KIGALI — What happened at Equity Bank Rwanda between February 14 and 16, 2026 was not a glitch, not a system error, and not an internal failure. It was a carefully engineered crime, executed with precision, patience, and intent.
A confidential digital forensics report obtained by Taarifa paints a picture of a bank that was systematically targeted, studied, and ultimately exploited by a coordinated network that combined technical skill, insider access, and financial planning. The scale of the fraud underscores that reality. Investigators established that the attack led to massive financial exposure of up to RWF 4.9 billion. Recovery effort is underway with over 1/3 having been recovered.
What is also emerging is the extent to which the bank has responded. Equity Bank assembled a robust, cross-border investigative effort, tracing the fraud trail from Rwanda to Uganda and Kenya, documenting transactions, devices, communication trails, and system events with remarkable detail.
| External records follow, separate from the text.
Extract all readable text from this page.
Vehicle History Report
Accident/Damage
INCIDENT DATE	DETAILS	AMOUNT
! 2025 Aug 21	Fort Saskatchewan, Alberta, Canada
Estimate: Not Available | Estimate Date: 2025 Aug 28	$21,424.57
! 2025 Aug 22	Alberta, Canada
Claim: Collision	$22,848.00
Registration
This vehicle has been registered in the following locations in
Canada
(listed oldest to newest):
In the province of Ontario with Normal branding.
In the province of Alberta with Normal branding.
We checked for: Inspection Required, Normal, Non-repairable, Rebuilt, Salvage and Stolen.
Investigators have reconstructed nearly every step of the operation, leaving only small gaps that fall outside the bank’s direct control and require input from law enforcement, particularly the Rwanda Investigation Bureau (RIB), BNR and third parties such as MTN and MoMo Rwanda.
The story does not begin in February. It starts months earlier.
By September 1, 2025, one of the key suspects, Enock Mpanga, already had images of Raspberry Pi devices stored on his phone. These were not random tech photos. They included a Raspberry Pi 5 with 8GB RAM, priced at 560,000 Ugandan shillings, alongside accessories. Investigators believe this was the beginning of a hardware strategy designed to create covert, persistent access inside the bank’s internal network.
By January 4, 2026, the tone had shifted from curiosity to intent. In a Signal chat, Mpanga stated plainly, “I’m waiting for the Raspberry Pi… configurations are needed before proceeding.” That line marks a turning point. The plan was no longer theoretical. It was moving toward execution.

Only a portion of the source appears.